We went to Princeton information session on Tuesday this week, the assistant Dean told us that Princeton’s EA does not prevent applicants applying other colleges’ EA, as long as they are non-binding and not ED. I think either I misunderstood him or he misinterpreted the admission policy, because it is different than what I read on Princeton webpage and their brochure unless they just change their policy for the 2013. Could anybody clarify this? Thank you.
I plan to apply there mostly for the Woodrow Wilson school, but I have heard stories that it's EXTREMELY cutthroat due to grade deflation, that it's elitist with "eating clubs", etc. Is this true and how does Princeton compare with other top Ivies in this respect?
I don't know who you heard that from but you're wrong. The eating clubs are extremely open and welcoming to everyone on campus. Anyone that wants to join one is able to and the vast majority of them are far from "elitest". Also, regarding grade deflation, yes it can suck but I've never seen anything remotely cutthroat. In every course that I've been in, everybody works together on psets or studies together for exams. I really have no idea who you heard all of that from....

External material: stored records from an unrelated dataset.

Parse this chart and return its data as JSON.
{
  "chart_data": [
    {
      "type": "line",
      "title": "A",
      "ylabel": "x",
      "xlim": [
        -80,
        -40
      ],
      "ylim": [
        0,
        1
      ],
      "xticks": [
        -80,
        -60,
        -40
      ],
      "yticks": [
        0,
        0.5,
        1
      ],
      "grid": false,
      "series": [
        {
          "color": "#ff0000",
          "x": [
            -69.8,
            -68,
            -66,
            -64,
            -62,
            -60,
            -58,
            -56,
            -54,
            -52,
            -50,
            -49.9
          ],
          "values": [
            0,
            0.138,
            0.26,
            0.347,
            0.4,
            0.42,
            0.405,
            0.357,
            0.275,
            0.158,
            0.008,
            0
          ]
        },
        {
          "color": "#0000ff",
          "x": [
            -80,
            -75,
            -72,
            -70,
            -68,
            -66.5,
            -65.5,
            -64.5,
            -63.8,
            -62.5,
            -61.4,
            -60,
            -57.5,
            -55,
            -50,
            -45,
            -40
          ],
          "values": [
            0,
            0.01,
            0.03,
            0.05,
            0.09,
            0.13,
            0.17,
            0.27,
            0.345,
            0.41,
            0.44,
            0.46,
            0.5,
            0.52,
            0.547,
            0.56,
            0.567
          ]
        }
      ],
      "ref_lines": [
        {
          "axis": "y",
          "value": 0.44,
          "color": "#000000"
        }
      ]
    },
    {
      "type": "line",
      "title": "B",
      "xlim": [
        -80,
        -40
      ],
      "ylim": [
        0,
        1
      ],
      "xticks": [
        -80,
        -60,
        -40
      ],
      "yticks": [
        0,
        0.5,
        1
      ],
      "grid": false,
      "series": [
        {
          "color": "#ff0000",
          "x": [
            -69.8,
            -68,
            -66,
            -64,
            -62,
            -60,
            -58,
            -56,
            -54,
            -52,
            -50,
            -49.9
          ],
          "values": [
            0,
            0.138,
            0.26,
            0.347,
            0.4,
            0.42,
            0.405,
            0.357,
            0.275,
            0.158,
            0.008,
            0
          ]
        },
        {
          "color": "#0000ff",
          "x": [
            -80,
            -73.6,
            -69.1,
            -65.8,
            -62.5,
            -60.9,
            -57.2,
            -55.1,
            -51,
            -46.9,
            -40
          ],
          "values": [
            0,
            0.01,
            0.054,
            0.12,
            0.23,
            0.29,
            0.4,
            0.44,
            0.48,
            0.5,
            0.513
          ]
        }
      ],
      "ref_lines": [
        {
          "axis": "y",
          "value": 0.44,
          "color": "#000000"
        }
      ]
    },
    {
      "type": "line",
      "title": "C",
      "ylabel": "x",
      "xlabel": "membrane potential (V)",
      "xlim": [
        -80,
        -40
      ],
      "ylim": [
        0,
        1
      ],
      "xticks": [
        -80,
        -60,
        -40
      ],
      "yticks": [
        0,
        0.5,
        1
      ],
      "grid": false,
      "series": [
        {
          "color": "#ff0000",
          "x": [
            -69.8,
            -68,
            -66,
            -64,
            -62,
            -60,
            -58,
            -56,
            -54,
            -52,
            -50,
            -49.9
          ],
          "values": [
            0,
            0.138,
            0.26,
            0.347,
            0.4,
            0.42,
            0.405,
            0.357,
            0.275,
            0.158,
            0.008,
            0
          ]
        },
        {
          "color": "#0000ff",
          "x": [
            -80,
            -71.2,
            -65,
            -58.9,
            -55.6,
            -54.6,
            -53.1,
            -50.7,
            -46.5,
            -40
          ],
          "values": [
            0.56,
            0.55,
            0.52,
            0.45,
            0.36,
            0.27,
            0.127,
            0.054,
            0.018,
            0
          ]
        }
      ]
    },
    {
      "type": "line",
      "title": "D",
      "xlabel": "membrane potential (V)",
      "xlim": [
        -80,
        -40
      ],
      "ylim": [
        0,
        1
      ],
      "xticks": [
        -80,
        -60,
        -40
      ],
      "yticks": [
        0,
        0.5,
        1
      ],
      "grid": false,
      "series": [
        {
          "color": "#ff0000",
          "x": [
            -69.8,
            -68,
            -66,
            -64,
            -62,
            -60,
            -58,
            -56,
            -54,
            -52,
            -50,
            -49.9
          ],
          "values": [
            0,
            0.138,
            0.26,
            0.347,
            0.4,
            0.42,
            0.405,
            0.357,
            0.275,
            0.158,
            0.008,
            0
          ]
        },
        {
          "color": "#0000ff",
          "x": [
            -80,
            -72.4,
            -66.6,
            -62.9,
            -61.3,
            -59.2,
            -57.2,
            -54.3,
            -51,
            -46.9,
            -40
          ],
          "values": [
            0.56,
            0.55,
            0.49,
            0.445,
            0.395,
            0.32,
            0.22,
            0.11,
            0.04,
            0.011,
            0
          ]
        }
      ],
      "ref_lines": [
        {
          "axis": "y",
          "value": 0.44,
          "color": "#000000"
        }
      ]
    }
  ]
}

I don't know that particular stat. Freshmen GPAs are always way lower anyway. And I think the deflation issue has been talked to death here.
Basically: I don't care about deflation, but then, I'm a COS BSE. So my GPA isn't all that important. True, the freshman engineering classes aren't easy to get A's in, but IMO that's as it should be. If by "destroy" you mean "will I get B's?", then yes, you probably will.
Also I believe that deflation hasn't really impacted the engineers a whole lot -- it was originally intended to make the humanities departments grade more similarly to the science / engineering departments, since before it was sort of unfair.
As for cutthroat-ness / elitism: I have yet to experience ANY cutthroat behavior. People are generally quite collaborative and will eagerly offer to help you...and as for the eating clubs, a few of them are a little elitist, but the sign-in clubs (which are half of all the clubs) are very popular and take anyone who wants to join. They can be a real blast. My experience has been that I've been able to totally avoid any snobbish people (dumb luck? are there not that many of them?) and that my club is totally open and relaxed. And in general, elitism isn't something that's been a problem for me.
How is Princeton's PPE degree? I know that Princeton is not renowned for its law school, but it obviously has superb economics/politics/philosophy programs, but what about the actual PPE as a whole? How does it compare to, say, Penn in that regard?
RE: Eating Clubs - which is best for someone on the quieter/less rowdy partier side?
Yeah, yeah, I know, unless I am searching in the wrong sites, it seems Princetonians (right term?) are very reluctant to "stereotype the clubs" - at least in print. But every now and then I will see a reference like "wealthy kids are more prevalent in Ivy",etc. so I wondered, which one or two clubs are most befitting a student who doesn't love loud, crowded parties where you can't hear anyone talk, and is not a drinker, but still wishes to join a club?
Does his major matter? Ok, math major.
Also, which club offers the most "non party options" like maybe having ping-pong, billards, foosball, and/or video game console(s), etc.?
I hope some of you (current students) will take the time to respond.
P.S. Yes, I know one should join based on others' personalities - not just material items - but it IS the "personalities" I am trying to figure out by asking more indirect questions.
I am actually not a great resource for club-stereotyping because I don't hang out on the Street that much. Also, for the record, it might be a bit early to consider which clubs you (or your child?) would like to join
Disclaimers aside! I've found that almost all the clubs have a lot of "daytime" social stuff that is usually alcohol-free (volleyball, board games, IM sports; almost every club also seems to have an Xbox or something). Also, members-only parties at some clubs can be much more comfortable and totally different experiences than most nights. Charter or Quad might be worth looking at.
Also, a number of upperclassmen just stay on the meal plan or go independent, and there's nothing wrong with that, either.
My son is applying and would love to spend time in a dorm, in some classes and around students. Can anyone suggest a way to set this up? Contacts? Student group? Looks like the admissions office does not do this. Thanks.
I think that Princeton intends for students to wait until Princeton Preview in the spring, if they get accepted. Is there a reason why you'd be visiting early?
Otherwise, your best bet is a personal contact. Sports teams bring recruits onto campus. There are also a few targeted programs that do this, I think (Humanities Symposium?). You can of course come to campus and take an Orange Key tour, but...that's just a tour, unfortunately.
I have a quick question about the Princeton supplement. How much detail should I put in the response about summer activities? For example, should I just list that I did summer theater, or could I go into detail about my roles?